Fragocastello and the "Dew-men"

Fragocastelo took its name from the famous Venetian fortress built in 1371-74 as a garrison to impose order on the rebellious Sfakiá region, to deter pirates, and to protect Venetian nobles and their properties. The Venetians named it the Fortress of St Nikitas, after the nearby church. The locals, however, who never saw it in a positive light, contemptuously dubbed it Fragokastello, meaning the Castle of the Franks (i.e. Catholic foreigners), Castelfranco or Franco Castello. The name eventually stuck and was adopted by the Venetians as well.

The fortress has a simple rectangular shape, with a tower at each corner and the remains of a Venetian coat of arms above the main gate. The buildings within the walls, as well as the battlements, were constructed during the Ottoman Turkish occupation. Actually the fortress never served the aims for which it was built because no order was laid in Sfakiá region, brutal Sfakiots were disobedient, on rebel all the time and would attack the occupants' soldiers whenever they had a chance. As a result, Venetians had a lot of casualties and lost a lot of property, so there were periods when Fragocastello didn't have a single guard.

During the Turkish occupation Fragocastello kept perishing. In Orlov revolt (1770) the Turkish troops fighting the rebellios Sfakiots used to camp there.

In 1828 a revivification of revolution in Crete against the Turkish yoke brings Hadzi Michalis Dalianis, a man from Northern Epirus, to Crete, in particular to Sfakia. He and his brigade of 600 volunteer soldiers decide to confront the Turkish troops in an open battle. He ignores the Sfakiots' opinion about partisan war and even calls them cowards.

This decision, to avoid the war tactic of guerrilla movement and to face the outnumbering Turkish army on a flat plain really worked for the Turks of Mustafa Daili Pasha, Crete's governor. So, from the 600 Greeks of Hadzi Mihalis 338 were killed in that battle, and Hadzi Michalis Dalianis as well. The rest managed to hide in Fragocastello which Turks couldn't take, though they fought hard for a week. The Turk pasha realized the danger and offered capitulation to the besieged. The Greek survivors surrendered the fortress and left. Mustafa Pasha blew up the ruined fortress, so it would not be used again as rebels' stronghold.

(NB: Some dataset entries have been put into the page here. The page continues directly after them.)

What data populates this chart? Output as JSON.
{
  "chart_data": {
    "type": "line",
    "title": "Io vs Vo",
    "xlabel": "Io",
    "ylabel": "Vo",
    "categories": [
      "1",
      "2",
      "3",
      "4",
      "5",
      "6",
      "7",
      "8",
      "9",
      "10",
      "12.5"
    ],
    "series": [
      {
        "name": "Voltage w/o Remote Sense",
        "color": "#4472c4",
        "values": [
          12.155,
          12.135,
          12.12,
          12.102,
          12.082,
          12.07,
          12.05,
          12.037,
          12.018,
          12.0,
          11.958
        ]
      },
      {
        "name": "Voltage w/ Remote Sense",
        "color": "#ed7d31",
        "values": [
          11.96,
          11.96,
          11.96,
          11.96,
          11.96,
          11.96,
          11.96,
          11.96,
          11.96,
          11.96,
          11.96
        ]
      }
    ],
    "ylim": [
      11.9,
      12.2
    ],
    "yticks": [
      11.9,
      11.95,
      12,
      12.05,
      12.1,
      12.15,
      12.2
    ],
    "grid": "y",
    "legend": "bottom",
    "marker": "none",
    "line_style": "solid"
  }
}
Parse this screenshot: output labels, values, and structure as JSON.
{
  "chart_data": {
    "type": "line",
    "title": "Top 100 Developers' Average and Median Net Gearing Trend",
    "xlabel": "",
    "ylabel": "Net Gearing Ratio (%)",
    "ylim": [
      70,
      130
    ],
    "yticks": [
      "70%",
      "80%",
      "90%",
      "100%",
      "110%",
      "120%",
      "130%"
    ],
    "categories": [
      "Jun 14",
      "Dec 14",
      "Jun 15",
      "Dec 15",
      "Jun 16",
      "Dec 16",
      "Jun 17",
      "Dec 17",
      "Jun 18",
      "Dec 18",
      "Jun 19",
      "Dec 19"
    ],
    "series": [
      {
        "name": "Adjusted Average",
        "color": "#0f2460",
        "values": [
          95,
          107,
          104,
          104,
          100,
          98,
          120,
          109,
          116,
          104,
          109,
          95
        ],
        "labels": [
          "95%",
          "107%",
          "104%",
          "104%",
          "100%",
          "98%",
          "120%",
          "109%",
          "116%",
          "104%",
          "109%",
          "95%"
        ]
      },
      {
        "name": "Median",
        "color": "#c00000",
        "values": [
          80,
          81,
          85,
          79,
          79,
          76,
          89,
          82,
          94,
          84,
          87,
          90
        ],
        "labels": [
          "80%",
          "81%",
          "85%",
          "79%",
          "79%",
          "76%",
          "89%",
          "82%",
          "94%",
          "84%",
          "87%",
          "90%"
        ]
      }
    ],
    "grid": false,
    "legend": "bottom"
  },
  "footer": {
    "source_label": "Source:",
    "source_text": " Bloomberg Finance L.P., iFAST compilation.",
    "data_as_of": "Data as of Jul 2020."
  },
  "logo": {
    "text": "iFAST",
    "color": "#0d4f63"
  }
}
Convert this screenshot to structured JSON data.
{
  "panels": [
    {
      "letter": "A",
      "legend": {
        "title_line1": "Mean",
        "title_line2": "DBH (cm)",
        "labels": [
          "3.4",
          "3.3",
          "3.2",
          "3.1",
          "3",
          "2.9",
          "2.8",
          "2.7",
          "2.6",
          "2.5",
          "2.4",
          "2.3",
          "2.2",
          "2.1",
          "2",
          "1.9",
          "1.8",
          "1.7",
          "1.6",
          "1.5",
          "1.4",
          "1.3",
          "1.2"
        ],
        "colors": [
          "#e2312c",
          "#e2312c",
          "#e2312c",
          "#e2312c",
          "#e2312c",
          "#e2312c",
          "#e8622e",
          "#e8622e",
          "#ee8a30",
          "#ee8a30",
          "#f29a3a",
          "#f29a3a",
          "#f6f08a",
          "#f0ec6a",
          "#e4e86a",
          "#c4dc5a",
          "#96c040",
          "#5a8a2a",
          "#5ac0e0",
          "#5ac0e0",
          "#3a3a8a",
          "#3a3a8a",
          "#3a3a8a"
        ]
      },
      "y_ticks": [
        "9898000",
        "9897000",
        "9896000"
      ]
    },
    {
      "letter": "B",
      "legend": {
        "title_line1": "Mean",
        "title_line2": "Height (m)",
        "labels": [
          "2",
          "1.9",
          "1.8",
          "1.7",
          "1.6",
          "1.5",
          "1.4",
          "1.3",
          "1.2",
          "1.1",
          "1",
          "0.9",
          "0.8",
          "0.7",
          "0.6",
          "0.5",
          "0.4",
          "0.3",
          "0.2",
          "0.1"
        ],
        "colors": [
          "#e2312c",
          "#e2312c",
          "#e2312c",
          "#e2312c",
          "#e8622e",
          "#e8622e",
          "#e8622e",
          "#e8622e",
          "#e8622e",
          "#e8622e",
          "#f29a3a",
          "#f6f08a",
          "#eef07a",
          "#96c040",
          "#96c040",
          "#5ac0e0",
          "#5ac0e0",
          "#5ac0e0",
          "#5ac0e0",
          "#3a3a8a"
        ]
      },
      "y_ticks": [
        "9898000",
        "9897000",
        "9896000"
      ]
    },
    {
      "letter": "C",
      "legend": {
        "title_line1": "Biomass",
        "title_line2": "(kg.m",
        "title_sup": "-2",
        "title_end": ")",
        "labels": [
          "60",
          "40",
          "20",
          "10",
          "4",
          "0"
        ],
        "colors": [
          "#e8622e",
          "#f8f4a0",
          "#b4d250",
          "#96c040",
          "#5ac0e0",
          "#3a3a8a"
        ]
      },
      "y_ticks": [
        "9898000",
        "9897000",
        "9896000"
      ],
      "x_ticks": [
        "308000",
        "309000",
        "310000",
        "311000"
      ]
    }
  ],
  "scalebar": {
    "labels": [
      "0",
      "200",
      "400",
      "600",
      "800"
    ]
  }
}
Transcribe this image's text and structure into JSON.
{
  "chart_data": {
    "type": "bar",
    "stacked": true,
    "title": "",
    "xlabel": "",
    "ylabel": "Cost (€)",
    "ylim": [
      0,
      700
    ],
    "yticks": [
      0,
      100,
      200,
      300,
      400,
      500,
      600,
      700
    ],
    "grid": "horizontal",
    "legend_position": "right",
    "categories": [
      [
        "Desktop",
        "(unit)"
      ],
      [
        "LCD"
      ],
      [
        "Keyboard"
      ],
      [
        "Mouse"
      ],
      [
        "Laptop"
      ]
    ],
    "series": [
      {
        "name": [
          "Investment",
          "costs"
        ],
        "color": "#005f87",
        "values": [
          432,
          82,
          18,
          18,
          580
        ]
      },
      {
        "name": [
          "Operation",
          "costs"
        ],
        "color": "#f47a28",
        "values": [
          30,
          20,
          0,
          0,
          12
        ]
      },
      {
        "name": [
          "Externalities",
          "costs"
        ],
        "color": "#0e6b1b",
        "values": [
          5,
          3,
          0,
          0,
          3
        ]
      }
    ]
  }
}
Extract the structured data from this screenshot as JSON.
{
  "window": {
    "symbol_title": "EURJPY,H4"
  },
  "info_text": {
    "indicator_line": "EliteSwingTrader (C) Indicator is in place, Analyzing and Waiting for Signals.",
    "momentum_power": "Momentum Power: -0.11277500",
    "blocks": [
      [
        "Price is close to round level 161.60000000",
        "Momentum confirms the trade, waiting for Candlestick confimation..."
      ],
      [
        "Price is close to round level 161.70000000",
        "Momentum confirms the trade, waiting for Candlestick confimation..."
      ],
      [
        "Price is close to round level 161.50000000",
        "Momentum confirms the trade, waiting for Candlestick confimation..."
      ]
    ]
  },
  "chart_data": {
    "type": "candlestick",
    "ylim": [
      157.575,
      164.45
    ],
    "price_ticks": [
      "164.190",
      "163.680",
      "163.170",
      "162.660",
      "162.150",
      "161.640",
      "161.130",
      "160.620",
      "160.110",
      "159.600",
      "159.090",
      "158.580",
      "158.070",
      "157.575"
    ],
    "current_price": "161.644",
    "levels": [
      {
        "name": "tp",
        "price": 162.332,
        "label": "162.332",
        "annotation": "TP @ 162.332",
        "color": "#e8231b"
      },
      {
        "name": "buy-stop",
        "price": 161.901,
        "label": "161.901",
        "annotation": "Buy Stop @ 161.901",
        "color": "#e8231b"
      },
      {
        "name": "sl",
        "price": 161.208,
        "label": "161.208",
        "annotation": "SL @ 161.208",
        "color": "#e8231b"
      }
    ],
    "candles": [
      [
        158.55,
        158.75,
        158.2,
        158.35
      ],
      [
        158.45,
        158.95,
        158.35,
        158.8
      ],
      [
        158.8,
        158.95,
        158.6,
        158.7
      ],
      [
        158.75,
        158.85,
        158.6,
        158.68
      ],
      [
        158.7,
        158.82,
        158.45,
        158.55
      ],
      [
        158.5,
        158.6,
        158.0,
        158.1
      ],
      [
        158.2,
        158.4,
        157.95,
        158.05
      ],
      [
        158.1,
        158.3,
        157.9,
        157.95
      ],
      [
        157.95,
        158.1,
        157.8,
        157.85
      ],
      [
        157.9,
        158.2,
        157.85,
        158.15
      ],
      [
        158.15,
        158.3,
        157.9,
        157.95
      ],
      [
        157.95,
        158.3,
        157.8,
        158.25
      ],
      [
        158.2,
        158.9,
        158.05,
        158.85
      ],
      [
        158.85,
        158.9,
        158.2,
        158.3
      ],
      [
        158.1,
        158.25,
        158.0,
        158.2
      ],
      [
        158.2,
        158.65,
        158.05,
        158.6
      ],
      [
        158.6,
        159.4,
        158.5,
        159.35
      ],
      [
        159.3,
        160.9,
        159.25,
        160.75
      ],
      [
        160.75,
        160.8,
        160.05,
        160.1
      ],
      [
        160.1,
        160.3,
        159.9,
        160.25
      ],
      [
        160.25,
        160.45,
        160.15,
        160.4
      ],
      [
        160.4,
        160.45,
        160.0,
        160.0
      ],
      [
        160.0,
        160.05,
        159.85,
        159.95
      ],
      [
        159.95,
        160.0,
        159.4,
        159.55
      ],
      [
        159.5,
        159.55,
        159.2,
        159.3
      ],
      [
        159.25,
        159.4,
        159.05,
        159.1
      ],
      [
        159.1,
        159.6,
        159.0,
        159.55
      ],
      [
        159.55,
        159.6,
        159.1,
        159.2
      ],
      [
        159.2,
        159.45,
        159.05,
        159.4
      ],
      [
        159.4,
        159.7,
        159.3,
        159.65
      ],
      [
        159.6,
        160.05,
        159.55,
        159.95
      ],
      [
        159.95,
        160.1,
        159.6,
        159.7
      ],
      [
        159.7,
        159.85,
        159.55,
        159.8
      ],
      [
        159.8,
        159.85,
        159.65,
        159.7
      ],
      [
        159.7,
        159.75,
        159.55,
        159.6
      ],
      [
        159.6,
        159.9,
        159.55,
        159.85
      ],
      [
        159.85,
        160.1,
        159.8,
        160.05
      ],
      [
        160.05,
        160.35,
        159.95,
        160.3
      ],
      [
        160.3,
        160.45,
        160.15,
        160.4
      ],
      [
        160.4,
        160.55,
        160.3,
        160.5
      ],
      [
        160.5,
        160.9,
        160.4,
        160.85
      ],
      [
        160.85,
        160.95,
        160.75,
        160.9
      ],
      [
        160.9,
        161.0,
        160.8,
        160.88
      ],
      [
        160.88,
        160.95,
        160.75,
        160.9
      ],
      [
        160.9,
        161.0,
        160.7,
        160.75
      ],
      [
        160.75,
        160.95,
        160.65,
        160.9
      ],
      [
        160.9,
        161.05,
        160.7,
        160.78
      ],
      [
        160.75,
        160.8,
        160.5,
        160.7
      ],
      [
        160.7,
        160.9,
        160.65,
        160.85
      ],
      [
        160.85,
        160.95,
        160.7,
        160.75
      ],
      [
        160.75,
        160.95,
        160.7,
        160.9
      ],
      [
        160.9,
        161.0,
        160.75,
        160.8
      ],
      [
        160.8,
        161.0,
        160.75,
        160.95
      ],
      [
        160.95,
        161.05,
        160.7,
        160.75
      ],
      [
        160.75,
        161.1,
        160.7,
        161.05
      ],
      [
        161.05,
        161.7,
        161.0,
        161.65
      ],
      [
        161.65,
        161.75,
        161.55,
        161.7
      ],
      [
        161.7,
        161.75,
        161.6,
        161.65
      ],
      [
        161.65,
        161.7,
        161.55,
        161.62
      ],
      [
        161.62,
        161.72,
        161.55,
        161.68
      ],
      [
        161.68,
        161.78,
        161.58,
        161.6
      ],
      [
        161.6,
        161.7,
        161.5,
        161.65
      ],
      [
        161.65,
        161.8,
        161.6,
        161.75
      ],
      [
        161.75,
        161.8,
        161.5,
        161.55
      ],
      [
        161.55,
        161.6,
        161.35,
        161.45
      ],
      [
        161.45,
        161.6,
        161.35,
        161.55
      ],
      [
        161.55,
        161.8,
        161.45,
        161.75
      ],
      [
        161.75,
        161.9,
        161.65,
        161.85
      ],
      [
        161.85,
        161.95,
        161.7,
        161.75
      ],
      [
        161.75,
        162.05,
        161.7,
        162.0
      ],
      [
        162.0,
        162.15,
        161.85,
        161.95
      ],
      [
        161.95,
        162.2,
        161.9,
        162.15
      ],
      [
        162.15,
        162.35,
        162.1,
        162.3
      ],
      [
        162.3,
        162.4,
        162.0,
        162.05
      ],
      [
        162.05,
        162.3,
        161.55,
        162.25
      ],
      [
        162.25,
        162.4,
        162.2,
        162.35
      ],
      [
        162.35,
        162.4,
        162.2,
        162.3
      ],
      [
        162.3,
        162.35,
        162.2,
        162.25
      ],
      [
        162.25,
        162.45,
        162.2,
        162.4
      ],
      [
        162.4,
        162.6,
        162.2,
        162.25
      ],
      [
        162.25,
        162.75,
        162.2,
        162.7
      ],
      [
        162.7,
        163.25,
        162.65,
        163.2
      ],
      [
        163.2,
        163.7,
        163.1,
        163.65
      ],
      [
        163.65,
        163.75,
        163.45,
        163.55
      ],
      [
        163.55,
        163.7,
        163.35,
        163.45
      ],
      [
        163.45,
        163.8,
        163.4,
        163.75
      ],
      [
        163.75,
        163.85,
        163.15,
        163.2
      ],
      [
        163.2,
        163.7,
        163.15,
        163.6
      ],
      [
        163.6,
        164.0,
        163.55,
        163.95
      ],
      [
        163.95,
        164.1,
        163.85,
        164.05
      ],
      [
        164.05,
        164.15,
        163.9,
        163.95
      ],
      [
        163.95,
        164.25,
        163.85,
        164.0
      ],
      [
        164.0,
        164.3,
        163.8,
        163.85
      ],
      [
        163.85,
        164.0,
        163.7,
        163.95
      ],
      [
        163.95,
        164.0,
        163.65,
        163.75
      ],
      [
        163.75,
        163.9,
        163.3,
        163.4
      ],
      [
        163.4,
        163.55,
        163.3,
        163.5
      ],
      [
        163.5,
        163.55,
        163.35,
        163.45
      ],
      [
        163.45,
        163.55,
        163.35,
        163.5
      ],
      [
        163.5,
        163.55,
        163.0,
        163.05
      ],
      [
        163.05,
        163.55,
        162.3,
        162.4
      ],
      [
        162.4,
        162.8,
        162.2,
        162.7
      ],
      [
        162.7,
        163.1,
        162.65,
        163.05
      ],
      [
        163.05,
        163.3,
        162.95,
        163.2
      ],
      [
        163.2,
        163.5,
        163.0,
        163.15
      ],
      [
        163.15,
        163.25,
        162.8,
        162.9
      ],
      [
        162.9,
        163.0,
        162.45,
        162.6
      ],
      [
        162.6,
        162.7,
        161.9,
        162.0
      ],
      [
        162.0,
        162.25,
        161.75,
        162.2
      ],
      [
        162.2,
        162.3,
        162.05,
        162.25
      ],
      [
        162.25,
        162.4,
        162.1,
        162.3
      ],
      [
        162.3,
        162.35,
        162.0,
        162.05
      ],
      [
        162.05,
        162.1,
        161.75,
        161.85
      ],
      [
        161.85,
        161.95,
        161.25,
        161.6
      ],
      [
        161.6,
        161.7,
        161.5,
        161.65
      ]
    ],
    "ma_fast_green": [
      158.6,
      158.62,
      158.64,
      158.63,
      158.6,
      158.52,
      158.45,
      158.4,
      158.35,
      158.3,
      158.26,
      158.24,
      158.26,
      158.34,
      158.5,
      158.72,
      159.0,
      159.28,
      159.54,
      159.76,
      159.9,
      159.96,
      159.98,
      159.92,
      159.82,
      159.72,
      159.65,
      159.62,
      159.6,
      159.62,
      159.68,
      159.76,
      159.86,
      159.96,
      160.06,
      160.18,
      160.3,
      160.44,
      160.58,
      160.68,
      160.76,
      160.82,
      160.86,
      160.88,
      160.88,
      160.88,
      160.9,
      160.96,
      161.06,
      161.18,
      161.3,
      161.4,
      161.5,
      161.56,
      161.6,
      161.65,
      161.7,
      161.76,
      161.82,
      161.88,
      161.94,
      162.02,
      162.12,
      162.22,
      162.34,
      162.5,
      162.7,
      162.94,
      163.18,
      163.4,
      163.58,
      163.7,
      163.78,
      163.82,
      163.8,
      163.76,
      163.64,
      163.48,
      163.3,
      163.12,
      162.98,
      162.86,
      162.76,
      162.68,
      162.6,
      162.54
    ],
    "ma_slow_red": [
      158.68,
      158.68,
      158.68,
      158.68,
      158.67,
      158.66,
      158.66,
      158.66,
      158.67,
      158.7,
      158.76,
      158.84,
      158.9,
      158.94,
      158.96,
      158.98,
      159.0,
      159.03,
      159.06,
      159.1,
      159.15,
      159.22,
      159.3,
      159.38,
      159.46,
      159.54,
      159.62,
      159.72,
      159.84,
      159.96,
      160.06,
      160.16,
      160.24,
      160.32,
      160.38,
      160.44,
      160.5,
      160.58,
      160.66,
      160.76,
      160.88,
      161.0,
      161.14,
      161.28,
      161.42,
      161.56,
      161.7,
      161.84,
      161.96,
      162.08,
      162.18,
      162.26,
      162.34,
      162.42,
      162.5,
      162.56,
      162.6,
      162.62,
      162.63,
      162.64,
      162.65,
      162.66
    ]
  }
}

Later, though, during the big Cretan revolution (1866-1869), he had to re-build it, in order to have better control of the island.

Fragocastello hasn't been in use since Crete was freed, but it's still standing today to remind us of its bloodcovered history, which revives every year due to the legend about the ghosts haunting it, the famous "dew-men" (Drosoulites).

Each year in May a strange phenomenon happens in Fragokastello. Shadows of horsemen and soldiers march from the ruined church of Agios Charalambos, advancing towards the fort. They reach the sea and disappear into it, with the first rays of the sun. The phenomenon usually last about 10 minutes. These are called Drosoulites, or dew-men, because they come with the morning dew. Some explain this as a meteorological paradox bringing reflections from Africa. Another theory is some trick of the light because of the sun-rays diffraction in the morning fog. But these explanations are not very persuading because those who saw the Drosoulites – and there are lots of
them – always describe the same picture of soldiers marching towards the sea, and not some vague images.

It is said that, in 1890, Turkish soldiers at Fragokastello ran away in panic when they saw the Drosoulites. Many years later, when the Germans occupied Crete, a military detachment saw the ghosts and, mistaking them for resistance fighters, opened fire on them.